Quando o céu escureceu, eu já estava atingindo meu limite. Woosung era ótimo na cozinha, enquanto eu só sabia fazer ramem de lojinha de conveniência. Minha mãe, diferente do que falava na tarde do mesmo dia, era toda sorrisos para o Kim, e dizia que eu deveria aprender a cozinhar também.
Assim que terminei o jantar, lavei a louça em silêncio e fui terminar de assistir o documentário. A mãe de Woosung foi a primeira a ir dormir, no pequeno quarto de hsopedes, seguida por minha mãe e meu pai, e por ultimo a peste carregando seus cigarros no bolso da calça. Quando o documentario acabou, passavam das dez da noite, escovei os dentes e fui para o meu quarto, entrei aos tropeços no cômodo, pois sabia que ele tinha sono leve. E sim, fiz isso de birra mesmo. Woosung havia acabado de chegar e, duas vezes, me fez enganar-me. Quando eu pensei que finalmente tinha o superado, ele me mostrou que eu estava errado.

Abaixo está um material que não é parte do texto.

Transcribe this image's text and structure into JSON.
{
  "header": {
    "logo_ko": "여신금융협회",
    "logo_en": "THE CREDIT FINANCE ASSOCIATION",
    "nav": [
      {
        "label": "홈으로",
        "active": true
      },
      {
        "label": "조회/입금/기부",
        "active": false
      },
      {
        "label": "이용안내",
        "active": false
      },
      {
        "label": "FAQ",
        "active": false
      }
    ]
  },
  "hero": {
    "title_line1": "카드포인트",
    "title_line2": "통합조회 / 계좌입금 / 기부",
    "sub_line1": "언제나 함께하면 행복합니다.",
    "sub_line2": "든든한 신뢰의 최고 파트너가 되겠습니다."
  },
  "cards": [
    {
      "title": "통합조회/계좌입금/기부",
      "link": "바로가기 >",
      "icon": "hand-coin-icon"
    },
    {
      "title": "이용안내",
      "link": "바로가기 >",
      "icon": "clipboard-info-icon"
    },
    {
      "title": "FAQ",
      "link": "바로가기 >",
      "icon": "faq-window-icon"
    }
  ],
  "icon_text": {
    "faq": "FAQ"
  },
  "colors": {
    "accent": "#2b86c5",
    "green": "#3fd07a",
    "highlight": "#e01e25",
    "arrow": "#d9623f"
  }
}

Deitei no colchão ao lado da cama, me cobrindo dos pés a cabeça. As luzes estavam apagadas e a praga parecia dormir, porém, assim que fechei os olhos, sentindo o chão duro, através do colchão fino, fazer doer minhas costas, ouvi o barulho de passos. Espiei, ainda com a cabeça coberta, deixando apenas os olhos para fora, e vi que o cobertor da cama estava quase caindo da mesma e que, Woosung não estava mais ali, assim como a caixinha de cigarros que estava sobre o criado mudo iluminado pelo pequeno abajur. Um dos meus grandes defeitos, com certeza é a imensa curiosidade que possuo, pois sem nem pensar, coloquei minhas pantufas e a passos lentos e cuidadosos andei pela casa, me perguntando onde ele estaria e também o motivo de estar procurando-o.
Decidi que iria olhar o jardim, mas se não o achasse lá, voltaria para o quarto, me esparramaria na minha cama e dormiria.
Pela segunda vez no dia, encontrei Woosung no jardim. A luz refletia nos cabelos dele, e ele não parecia tão diferente do garotinho de anos atrás, pelo menos, não com aquela camisa com desenhos de gatos, que eu podia ver graças a luz da lampada da varanda.
— Também não consegue dormir? — ele tinha um cigarro apagado entre os lábios e os braços cruzados em frente ao corpo.
Eu poderia dizer que ele havia me acordado no momento em que começou a andar pelo quarto de chinelos, mas apenas balancei a cabeça, afirmando. Girei os pés para voltar para dentro, quando ouvi a voz dele novamente:
— As estrelas estão mais brilhantes hoje. — ele me encarou e depois voltou a olhar para o céu escuro, onde era possível ver alguns pontinhos brilhantes.— É incrível pensar que algumas delas não existem mais, e o que vemos é apenas o brilho delas que demora demais para chegar aqui.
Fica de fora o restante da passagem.